O terror brutal das bombas em Bagdá, Fallujah, Basra e agora em Beirute e Gaza—amanhã possivelmente em Damasco e Teerã—é instrumental nesse sentido. Também significante é a forma que o governo norte-americano demonstra seu poder sobre a Europa, com ataques ilegais a alegados “terroristas”, com a manutenção de prisões de tortura e a rejeição a qualquer tipo de limite legal, que deixou sua marca e reforçou os mais reacionários elementos políticos.

Não foi preciso mais para intimidar os governos europeus. Além disso, apenas poucos meses antes das cerimônias que visam celebrar o meio século desde a assinatura do Tratado de Roma na primavera de 1957, que iniciou o processo da unificação européia, a elite política européia chega à conclusão que, apesar da moeda comum, a unificação européia não está apenas não se completando, mas ameaçando reverter-se. A expansão da União Européia ao leste provou ter falhado, e os egoísmos nacionais e contradições estão explodindo através de toda a Europa.

As relações européias com a Rússia também mudaram. Por sua parte, o governo alemão favorece uma relação balanceada que alcance, ao mesmo tempo, o leste e o oeste. Isso é necessário face à alta dependência alemã de energia vinda de Moscou. Entretanto, como as tensões intensificaram-se entre a Rússia e os EUA, andar sempre em corda-bamba não é possível. Ao mesmo tempo, a Rússia sob o governo de Vladimir Putin é muito diferente da Rússia de Boris Yeltsin. A decisão do governo do Kremlin em cortar os suprimentos de gás da Ucrânia no início deste ano enviou ondas de choque à Berlim. Aquelas vozes alertando sobre uma super-dependência de Moscou cresceram mais, e os contatos com Washington se intensificaram no mesmo nível.

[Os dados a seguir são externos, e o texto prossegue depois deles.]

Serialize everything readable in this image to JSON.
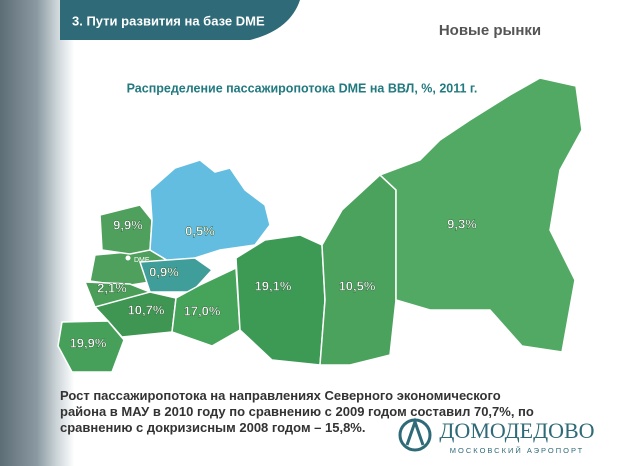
{
  "header": {
    "section": "3. Пути развития на базе DME",
    "topic": "Новые рынки"
  },
  "chart_data": {
    "type": "map",
    "title": "Распределение пассажиропотока DME на ВВЛ, %, 2011 г.",
    "marker_label": "DME",
    "values": [
      9.9,
      0.5,
      0.9,
      2.1,
      10.7,
      17.0,
      19.1,
      10.5,
      9.3,
      19.9
    ],
    "value_labels": [
      "9,9%",
      "0,5%",
      "0,9%",
      "2,1%",
      "10,7%",
      "17,0%",
      "19,1%",
      "10,5%",
      "9,3%",
      "19,9%"
    ],
    "colors": [
      "#4fa05c",
      "#62bde0",
      "#3f9e9a",
      "#4a9e58",
      "#3f9552",
      "#45a35a",
      "#3d9a55",
      "#4aa25c",
      "#52a963",
      "#46a05a"
    ]
  },
  "body": "Рост пассажиропотока на направлениях Северного экономического района в МАУ в 2010 году по сравнению с 2009 годом составил 70,7%, по сравнению с докризисным 2008 годом – 15,8%.",
  "logo": {
    "name": "ДОМОДЕДОВО",
    "subtitle": "МОСКОВСКИЙ АЭРОПОРТ"
  }
}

Há, entretanto, um fator adicional que levou os governos europeus a permanecerem sob o forte poder imperialista de Washington: o crescimento da crise social na Europa e um marcante aumento dos conflitos sociais. Isso se aplica, em particular, à Alemanha.

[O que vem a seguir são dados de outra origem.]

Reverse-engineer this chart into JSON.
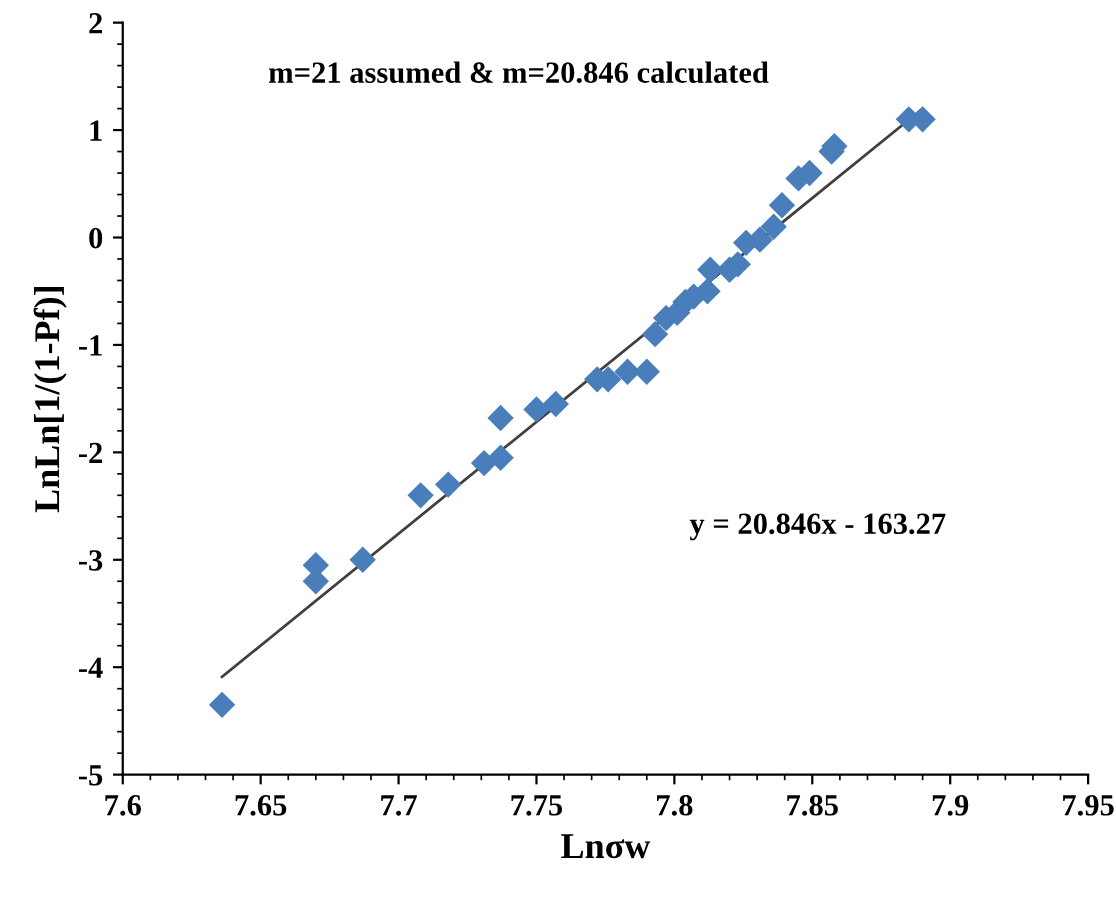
{
  "chart_data": {
    "type": "scatter",
    "xlabel": "Lnσw",
    "ylabel": "LnLn[1/(1-Pf)]",
    "annotations": [
      "m=21 assumed & m=20.846 calculated",
      "y = 20.846x - 163.27"
    ],
    "series": [
      {
        "color": "#4a7ebb",
        "marker": "diamond",
        "x": [
          7.636,
          7.67,
          7.67,
          7.687,
          7.708,
          7.718,
          7.731,
          7.737,
          7.737,
          7.75,
          7.757,
          7.772,
          7.776,
          7.783,
          7.79,
          7.793,
          7.797,
          7.801,
          7.804,
          7.807,
          7.812,
          7.813,
          7.82,
          7.823,
          7.826,
          7.831,
          7.836,
          7.839,
          7.845,
          7.849,
          7.857,
          7.858,
          7.885,
          7.89
        ],
        "values": [
          -4.35,
          -3.05,
          -3.2,
          -3.0,
          -2.4,
          -2.3,
          -2.1,
          -1.68,
          -2.05,
          -1.6,
          -1.55,
          -1.32,
          -1.32,
          -1.25,
          -1.25,
          -0.9,
          -0.75,
          -0.7,
          -0.6,
          -0.55,
          -0.5,
          -0.3,
          -0.3,
          -0.25,
          -0.05,
          -0.02,
          0.1,
          0.3,
          0.55,
          0.6,
          0.8,
          0.85,
          1.1,
          1.1
        ]
      },
      {
        "type": "line",
        "color": "#404040",
        "x": [
          7.636,
          7.89
        ],
        "values": [
          -4.09,
          1.2
        ]
      }
    ],
    "xlim": [
      7.6,
      7.95
    ],
    "xticks": [
      {
        "value": 7.6,
        "label": "7.6"
      },
      {
        "value": 7.65,
        "label": "7.65"
      },
      {
        "value": 7.7,
        "label": "7.7"
      },
      {
        "value": 7.75,
        "label": "7.75"
      },
      {
        "value": 7.8,
        "label": "7.8"
      },
      {
        "value": 7.85,
        "label": "7.85"
      },
      {
        "value": 7.9,
        "label": "7.9"
      },
      {
        "value": 7.95,
        "label": "7.95"
      }
    ],
    "ylim": [
      -5,
      2
    ],
    "yticks": [
      -5,
      -4,
      -3,
      -2,
      -1,
      0,
      1,
      2
    ],
    "grid": false,
    "legend": false
  }
}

Desde o início, a grande coalizão política alemã foi afetada por um defeito de nascimento. Ela surgiu de uma eleição na qual a chamada “esquerda”, compreendendo os Sociais Democratas, os “Verdes” e o Partido Socialista, recebeu mais votos que a “ala direita” da união dos partidos conservadores e o partido do “mercado livre” FDP. Merkel foi capaz de tornar-se primeira-ministra apenas após o SPD se dispor a formar uma grande coalizão.

Pouco tempo após a formação do novo governo alemão, demonstrações de massa ocorreram na França em oposição às tentativas do governo francês em acabar com as leis de proteção ao emprego. Sob a pressão dos protestos, que envolveu milhões, o governo de Villepin foi obrigado a fazer um recuo temporário.

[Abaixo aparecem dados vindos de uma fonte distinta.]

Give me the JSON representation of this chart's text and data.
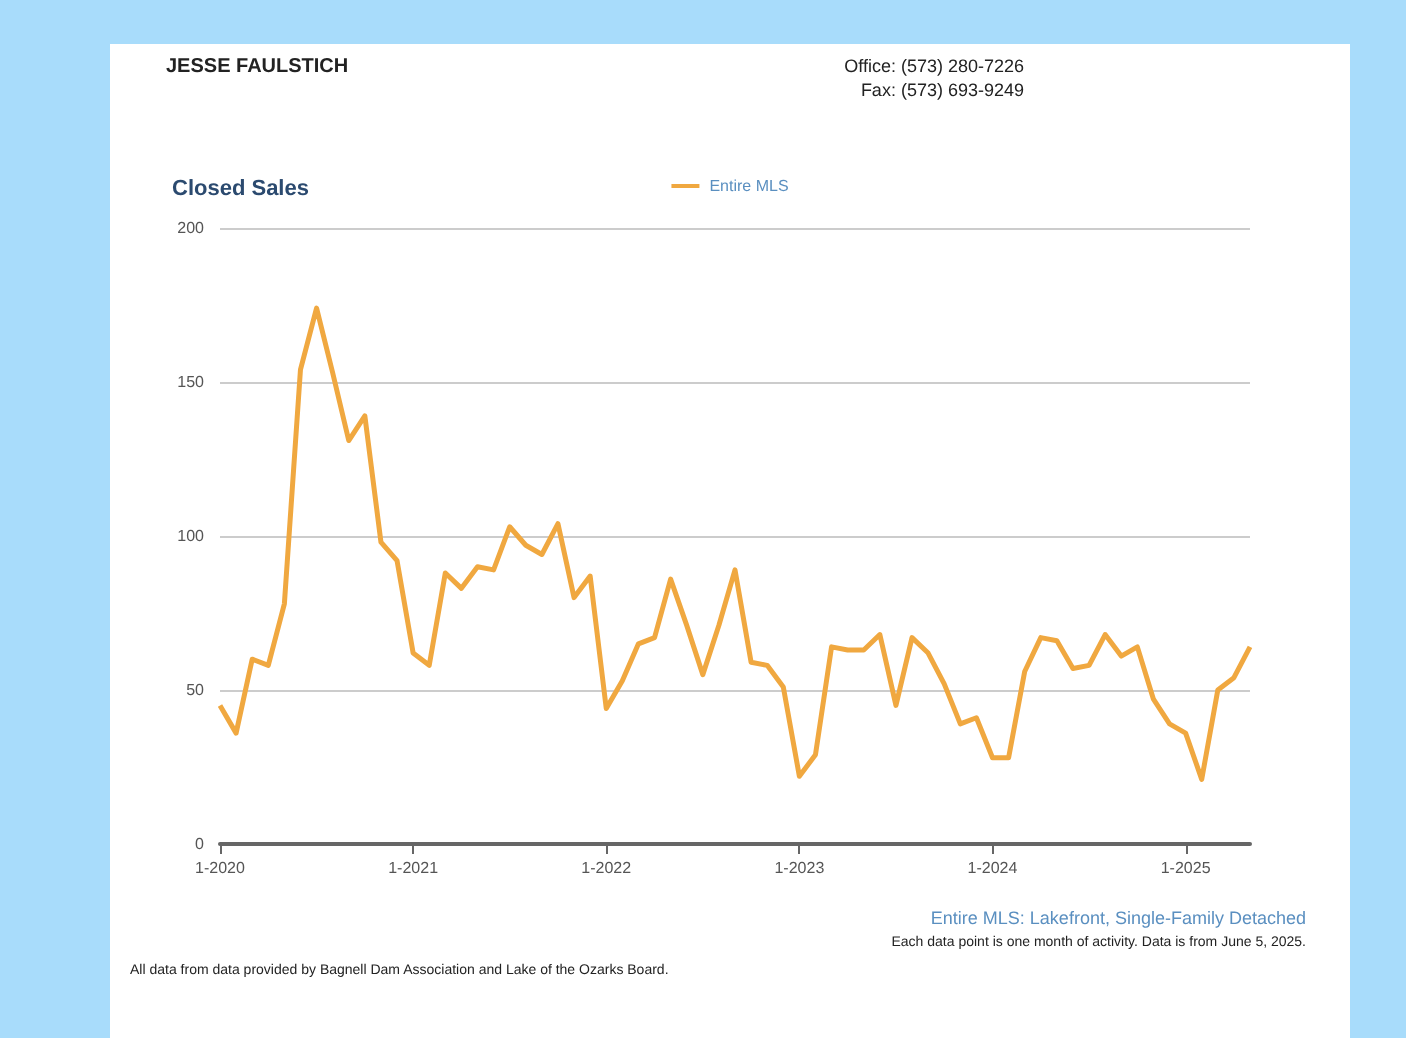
{
  "chart_data": {
    "type": "line",
    "title": "Closed Sales",
    "categories": [
      "1-2020",
      null,
      null,
      null,
      null,
      null,
      null,
      null,
      null,
      null,
      null,
      null,
      "1-2021",
      null,
      null,
      null,
      null,
      null,
      null,
      null,
      null,
      null,
      null,
      null,
      "1-2022",
      null,
      null,
      null,
      null,
      null,
      null,
      null,
      null,
      null,
      null,
      null,
      "1-2023",
      null,
      null,
      null,
      null,
      null,
      null,
      null,
      null,
      null,
      null,
      null,
      "1-2024",
      null,
      null,
      null,
      null,
      null,
      null,
      null,
      null,
      null,
      null,
      null,
      "1-2025",
      null,
      null,
      null,
      null
    ],
    "series": [
      {
        "name": "Entire MLS",
        "color": "#f0a840",
        "values": [
          45,
          36,
          60,
          58,
          78,
          154,
          174,
          153,
          131,
          139,
          98,
          92,
          62,
          58,
          88,
          83,
          90,
          89,
          103,
          97,
          94,
          104,
          80,
          87,
          44,
          53,
          65,
          67,
          86,
          71,
          55,
          71,
          89,
          59,
          58,
          51,
          22,
          29,
          64,
          63,
          63,
          68,
          45,
          67,
          62,
          52,
          39,
          41,
          28,
          28,
          56,
          67,
          66,
          57,
          58,
          68,
          61,
          64,
          47,
          39,
          36,
          21,
          50,
          54,
          64
        ]
      }
    ],
    "ylim": [
      0,
      200
    ],
    "yticks": [
      0,
      50,
      100,
      150,
      200
    ],
    "grid": "y",
    "legend": "top",
    "marker": "none",
    "line_style": "solid",
    "annotations": [
      "JESSE FAULSTICH",
      "Office: (573) 280-7226",
      "Fax: (573) 693-9249",
      "Entire MLS: Lakefront, Single-Family Detached",
      "Each data point is one month of activity. Data is from June 5, 2025.",
      "All data from data provided by Bagnell Dam Association and Lake of the Ozarks Board."
    ]
  }
}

Sob essas condições, o governo de Merkel procedeu mais cautelosamente em suas políticas internas, que por sua vez mereceu a ira de influentes lobistas do mercado para quem o desmantelamento do estado de bem-estar social alemão não estava sendo rápido o suficiente.

A decisão de agora ficar ao lado dos senhores da guerra no atual conflito no Oriente Médio—mesmo com a vasta maioria da população contra a guerra do Iraque e indo às ruas para protestar contra ela—representa uma mudança de rumo. No futuro, o governo alemão estará pronto para demonstrar o mesmo grau de crueldade contra sua própria população como hoje acontece com o povo do Líbano, da Palestina e do Iraque.

Em última análise, a nova orientação política em Paris e Berlim surge da característica de classe desses governos. Independentemente daqueles críticos que se queixam de um “predatório capitalismo americano,“ as elites européias perseguem interesses econômicos e políticos semelhantes, e sob condições em que crescem as tensões em casa e por toda parte, decidiram-se por alinhar-se com a potência imperialista mais poderosa.

Não há nenhuma forma de resolver o crescimento das tensões junto às grandes potências, e irão fazer pouco para aliviá-las. Em vez disso inauguram um novo estágio de violentos ataques aos direitos sociais e democráticos.